71 patients (89%) had Gr ≥3 treatment-emergent AEs, most commonly (≥20% of patients) febrile neutropenia (31%), decreased platelet count (28%), decreased white blood cell count (26%) and decreased neutrophil count (23%). Gr ≥3 ziftomenib-related AEs occurred in 30 patients (38%), most commonly febrile neutropenia (9%) and anemia (8%). 6% of patients discontinued ziftomenib treatment due to AEs. Differentiation syndrome (DS) occurred in 1 (1%) NPM1-m patient (Gr 3), which lasted 1d and successfully resolved with protocol-specified DS mitigation. No ziftomenib-related QTc prolongation was reported with the combination, and no DLTs were observed in ph1a.

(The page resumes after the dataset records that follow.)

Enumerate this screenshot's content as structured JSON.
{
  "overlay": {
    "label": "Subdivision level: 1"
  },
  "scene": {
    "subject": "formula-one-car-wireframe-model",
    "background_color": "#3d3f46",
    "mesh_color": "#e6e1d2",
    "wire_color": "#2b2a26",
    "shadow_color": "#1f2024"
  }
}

70 patients (43 NPM1-m; 27 KMT2A-r) were response-evaluable (≥1 response assessment or death). Median follow-up was 18.0 wks for NPM1-m and 16.4 wks for KMT2A-r. Overall response rates (ORRs) were 65% (28/43) for NPM1-m and 33% (9/27) for KMT2A-r. CRc rates were 49% (21/43) for NPM1-m and 22% (6/27) for KMT2A-r after median time to first CRc of 4.9 wks (range 2.7–15.6) and 5.5 wks (range 2.6–18.9), respectively; measurable residual disease (MRD)-negativity rates (local) among tested CRc responders were 50% (9/18) for NPM1-m and 60% (3/5) for KMT2A-r after median time to first MRD-negativity of 5.9 wks (range 2.9–15.6) and 8.1 wks (range 7.7–18.9), respectively. During continuous ziftomenib administration in patients who achieved CRc, median time to neutrophil recovery (≥1×109/L) was 43d overall (43d for NPM1-m; 71d for KMT2A-r), and median time to platelet recovery (≥100×109/L) was 27d overall (27d for NPM1-m; 23d for KMT2A-r). As of the data cutoff, overall median duration of CRc was not estimable; median overall survival was not estimable for NPM1-m and 21.1 wks for KMT2A-r. In Ven-naive patients, CRc rates were 71% (15/21) for NPM1-m and 33% (3/9) for KMT2A-r; CR rates were 48% (10/21) and 11% (1/9); and ORRs were 81% (17/21) and 56% (5/9), respectively. The study is ongoing with 44% (19/43) of NPM1-m and 11% (3/27) of KMT2A-r patients still on treatment, with responses continuing to evolve.Updated data to be presented.Conclusions: In the ongoing KOMET-007 study, ziftomenib RP2D of 600 mg QD + Ven/Aza was well tolerated with robust clinical activity in patients with R/R NPM1-mor KMT2A-rAML. No ziftomenib-related QTc prolongation was reported. One case of DS (NPM1-m, Gr 3) successfully resolved with protocol-specified mitigation. These data support further investigation of ziftomenib-based combinations in R/R NPM1-mand KMT2A-rAML.